Desde que Baz Luhrmann acabara con su celebrada y alucinada trilogía musical, ha perseguido largamente el sueño de hacer revivir el cine clásico a través de su intención de convertirse en autor de grandes filmes épicos. No a la manera de Clint Eastwood, que lo intenta a partir de la reivindicación de este como un género ya obsoleto que se revela frente a la supuesta inutilidad de la cinematografía contemporánea, sino como elemento meramente nostálgico y romántico con la pretensión primigenia del cine en mente: ser capaz de entretener.

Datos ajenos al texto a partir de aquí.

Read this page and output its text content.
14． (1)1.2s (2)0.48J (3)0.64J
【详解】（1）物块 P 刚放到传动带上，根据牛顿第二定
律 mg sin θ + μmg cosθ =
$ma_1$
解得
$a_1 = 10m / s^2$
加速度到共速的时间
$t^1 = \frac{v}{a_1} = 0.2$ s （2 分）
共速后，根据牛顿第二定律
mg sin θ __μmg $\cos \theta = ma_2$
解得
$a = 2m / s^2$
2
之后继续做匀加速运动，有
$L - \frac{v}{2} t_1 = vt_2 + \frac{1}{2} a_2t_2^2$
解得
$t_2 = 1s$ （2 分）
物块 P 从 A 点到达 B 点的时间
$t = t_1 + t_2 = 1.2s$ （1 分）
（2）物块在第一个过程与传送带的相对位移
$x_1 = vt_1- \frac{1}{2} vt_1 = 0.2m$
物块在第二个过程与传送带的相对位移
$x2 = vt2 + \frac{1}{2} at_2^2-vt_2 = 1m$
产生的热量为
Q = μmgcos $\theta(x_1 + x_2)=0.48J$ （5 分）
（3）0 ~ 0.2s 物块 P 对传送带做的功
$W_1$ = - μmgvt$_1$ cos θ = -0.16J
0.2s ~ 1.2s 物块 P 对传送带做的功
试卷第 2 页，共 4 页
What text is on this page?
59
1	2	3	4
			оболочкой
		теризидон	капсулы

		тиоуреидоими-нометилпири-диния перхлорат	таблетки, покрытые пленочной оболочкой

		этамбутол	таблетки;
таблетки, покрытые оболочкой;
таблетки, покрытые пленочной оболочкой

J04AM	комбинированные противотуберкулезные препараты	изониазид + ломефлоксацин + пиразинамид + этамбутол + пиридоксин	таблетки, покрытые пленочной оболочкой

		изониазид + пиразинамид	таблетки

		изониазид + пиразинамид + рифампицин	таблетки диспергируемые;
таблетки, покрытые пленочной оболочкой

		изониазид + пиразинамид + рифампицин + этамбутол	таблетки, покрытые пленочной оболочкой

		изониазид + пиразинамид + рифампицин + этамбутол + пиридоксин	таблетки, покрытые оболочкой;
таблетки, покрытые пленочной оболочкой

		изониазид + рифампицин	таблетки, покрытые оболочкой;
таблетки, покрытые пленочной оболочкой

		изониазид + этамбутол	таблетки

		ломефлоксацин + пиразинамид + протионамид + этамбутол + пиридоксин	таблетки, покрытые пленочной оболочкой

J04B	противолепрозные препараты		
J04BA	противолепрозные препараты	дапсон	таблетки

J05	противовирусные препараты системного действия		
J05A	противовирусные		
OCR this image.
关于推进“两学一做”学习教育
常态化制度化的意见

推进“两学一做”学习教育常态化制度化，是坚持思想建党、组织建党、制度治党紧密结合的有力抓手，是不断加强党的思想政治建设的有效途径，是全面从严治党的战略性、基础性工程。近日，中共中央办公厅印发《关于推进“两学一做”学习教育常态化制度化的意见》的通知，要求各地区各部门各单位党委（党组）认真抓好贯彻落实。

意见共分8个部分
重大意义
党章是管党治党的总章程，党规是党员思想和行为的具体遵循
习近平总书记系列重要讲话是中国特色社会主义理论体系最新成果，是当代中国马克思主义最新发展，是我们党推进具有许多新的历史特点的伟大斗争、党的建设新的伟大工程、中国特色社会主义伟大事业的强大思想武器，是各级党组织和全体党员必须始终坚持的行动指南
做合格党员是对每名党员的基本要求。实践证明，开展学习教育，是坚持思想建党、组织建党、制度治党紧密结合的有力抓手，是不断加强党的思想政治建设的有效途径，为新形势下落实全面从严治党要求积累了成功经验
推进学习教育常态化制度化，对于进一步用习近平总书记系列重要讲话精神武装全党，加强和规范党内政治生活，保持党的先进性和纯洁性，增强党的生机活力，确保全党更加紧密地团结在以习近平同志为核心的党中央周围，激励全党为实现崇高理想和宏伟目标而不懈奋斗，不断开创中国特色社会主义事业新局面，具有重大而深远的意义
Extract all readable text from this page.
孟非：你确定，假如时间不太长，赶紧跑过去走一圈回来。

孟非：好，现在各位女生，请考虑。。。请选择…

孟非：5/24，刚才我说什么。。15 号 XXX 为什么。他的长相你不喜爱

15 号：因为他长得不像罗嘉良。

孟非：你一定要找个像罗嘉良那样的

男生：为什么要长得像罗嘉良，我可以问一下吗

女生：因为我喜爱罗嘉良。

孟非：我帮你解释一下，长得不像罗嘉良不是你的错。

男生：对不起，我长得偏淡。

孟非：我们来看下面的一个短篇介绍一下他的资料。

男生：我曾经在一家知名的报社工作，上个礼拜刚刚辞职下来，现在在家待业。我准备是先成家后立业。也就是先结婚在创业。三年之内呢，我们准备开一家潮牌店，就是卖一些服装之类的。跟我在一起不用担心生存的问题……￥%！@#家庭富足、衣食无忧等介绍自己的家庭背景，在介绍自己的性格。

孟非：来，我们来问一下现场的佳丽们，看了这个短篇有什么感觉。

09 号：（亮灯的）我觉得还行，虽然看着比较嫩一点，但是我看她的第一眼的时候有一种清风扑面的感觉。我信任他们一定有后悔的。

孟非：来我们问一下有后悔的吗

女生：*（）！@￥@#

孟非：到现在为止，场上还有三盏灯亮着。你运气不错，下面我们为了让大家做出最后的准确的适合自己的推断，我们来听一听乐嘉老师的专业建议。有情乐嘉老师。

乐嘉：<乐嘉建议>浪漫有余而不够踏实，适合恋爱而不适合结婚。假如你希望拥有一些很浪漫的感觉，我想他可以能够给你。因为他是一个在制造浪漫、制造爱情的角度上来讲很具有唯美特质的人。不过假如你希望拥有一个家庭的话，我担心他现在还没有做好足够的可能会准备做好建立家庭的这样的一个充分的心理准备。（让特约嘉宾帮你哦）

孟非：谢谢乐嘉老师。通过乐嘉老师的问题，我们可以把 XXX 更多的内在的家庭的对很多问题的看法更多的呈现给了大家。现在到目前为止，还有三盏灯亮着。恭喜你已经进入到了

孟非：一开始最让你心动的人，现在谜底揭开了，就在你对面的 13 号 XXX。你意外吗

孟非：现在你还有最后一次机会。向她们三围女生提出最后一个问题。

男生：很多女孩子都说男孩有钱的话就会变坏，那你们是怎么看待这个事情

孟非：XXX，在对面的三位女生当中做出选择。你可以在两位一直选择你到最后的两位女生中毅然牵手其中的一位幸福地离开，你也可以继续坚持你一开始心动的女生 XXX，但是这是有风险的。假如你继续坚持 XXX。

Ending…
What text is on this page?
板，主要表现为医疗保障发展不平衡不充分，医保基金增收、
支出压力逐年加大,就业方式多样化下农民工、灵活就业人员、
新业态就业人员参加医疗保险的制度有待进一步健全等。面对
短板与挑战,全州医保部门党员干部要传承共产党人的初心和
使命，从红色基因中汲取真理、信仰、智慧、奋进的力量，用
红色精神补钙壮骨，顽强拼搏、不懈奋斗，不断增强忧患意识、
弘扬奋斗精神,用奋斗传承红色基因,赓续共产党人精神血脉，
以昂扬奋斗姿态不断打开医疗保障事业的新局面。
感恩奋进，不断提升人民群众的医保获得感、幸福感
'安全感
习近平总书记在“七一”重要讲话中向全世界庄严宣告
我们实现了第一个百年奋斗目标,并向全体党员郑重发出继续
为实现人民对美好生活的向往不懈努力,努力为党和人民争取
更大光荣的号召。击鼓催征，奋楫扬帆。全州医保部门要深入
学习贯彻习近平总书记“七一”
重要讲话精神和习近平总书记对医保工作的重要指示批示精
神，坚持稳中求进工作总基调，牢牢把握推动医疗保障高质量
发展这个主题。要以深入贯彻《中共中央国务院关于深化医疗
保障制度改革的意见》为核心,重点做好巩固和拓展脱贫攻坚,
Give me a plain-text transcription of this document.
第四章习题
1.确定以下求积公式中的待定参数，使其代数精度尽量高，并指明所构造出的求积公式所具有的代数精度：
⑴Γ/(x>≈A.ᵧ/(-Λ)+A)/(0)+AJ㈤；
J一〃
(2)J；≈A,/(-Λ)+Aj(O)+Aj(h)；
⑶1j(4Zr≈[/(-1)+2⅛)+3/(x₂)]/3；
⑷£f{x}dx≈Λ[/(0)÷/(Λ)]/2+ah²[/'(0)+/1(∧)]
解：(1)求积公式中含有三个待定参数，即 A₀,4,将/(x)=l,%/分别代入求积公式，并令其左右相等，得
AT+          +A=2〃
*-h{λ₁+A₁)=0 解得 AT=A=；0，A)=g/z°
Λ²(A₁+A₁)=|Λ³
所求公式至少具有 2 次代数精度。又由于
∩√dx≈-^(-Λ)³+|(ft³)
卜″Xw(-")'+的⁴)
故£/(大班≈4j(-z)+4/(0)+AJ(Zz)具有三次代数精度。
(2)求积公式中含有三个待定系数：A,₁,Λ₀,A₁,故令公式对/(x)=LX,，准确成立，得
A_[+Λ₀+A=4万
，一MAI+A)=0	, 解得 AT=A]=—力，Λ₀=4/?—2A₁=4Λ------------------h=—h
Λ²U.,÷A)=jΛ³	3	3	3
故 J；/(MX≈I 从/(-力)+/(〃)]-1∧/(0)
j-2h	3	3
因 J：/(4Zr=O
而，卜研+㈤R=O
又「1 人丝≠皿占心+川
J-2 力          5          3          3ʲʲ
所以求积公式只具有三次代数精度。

Luhrmann firma guión y dirección en esta su ‘Australia’, primer paso en esa inesperada, alucinada, imprudente, caprichosa, valiente dirección. Lo que se desprende de lo conseguido es con mucho la esencia de su autor, que ya nos ha acostumbrado a sus excentricidades, al montaje rocambolesco, a extraer interpretaciones histriónicas de sus actores, y por supuesto su portentosa impronta visual.
Lo que diferencia a ésta de sus compañeras de filmografía es precisamente la épica del discurso, lo mastodóntico de su visionario alcance y, a la vez, la asombrosa sencillez y pequeñez de sus mensajes. Ciertamente, cuando uno piensa en esta ‘Australia’ no le vienen a la mente los primeros planos de Nicole Kidman, ni la actuación de ningún otro actor, ni ningún momento musical (pues no los hay). Lo que aparece en la memoria en primer lugar son los planos generales de los desiertos, de la espectacular escena de la estampida, de los momentos cabalgando a través del país y de su transcurrir aventurero antes que en los momentos bohemios o infantilescos propios del antiguo Luhrmann.
‘Australia’ tiene siempre claras sus pretensiones. En sus largas dos horas y media (por momentos, insoportables e insostenibles) se construye un relato épico asentado en la base de un relato donde todo tiene cabida: desde aventura hasta romance, pasando por el manido discurso colonialista o los tópicos de la guerra mundial, y elaborado sobre la reescritura de un acontecimiento como ‘El Mago de Oz’ en la cultura del espectador de la época y su revisitación en la época actual como eterno origen de fantasías e ilusiones, tanto de cineastas como de soñadores puros.
Todo está al servicio de una historia pequeña en su contenido y alcance pero que se vuelve gigantesca por las proporciones de lo que en ella acontece. La visión de Luhrmann se sacrifica por ella, la actuación de Kidman está absolutamente al servicio de ésta, la dirección de fotografía se confabula con los dioses para ofrecer un maravilloso trabajo, constantemente sorprendente en una perfección abrumadora (fotografía que ya quisiera para sí la insoportable ‘Slumdog Millionaire’, que ésta sí conseguiría el oscar en esa categoría).
La película se convierte así en un producto hecho por y para el entretenimiento absoluto. Una manera loable de rescatar el cine clásico, de hacerlo revivir para conseguir unos propósitos que tienen vigencia en el cine contemporáneo. Mientras Eastwood lo rescata para ignorar su condición de fósil y tratarlo como el único y absoluto modo de narrar historias, Luhrmann lo rescata para contar una historia de la forma más atemporal posible. Reconocer que hace uso de un modelo anticuado y ya sin vigencia con brillantes fines narrativos es su gran triunfo.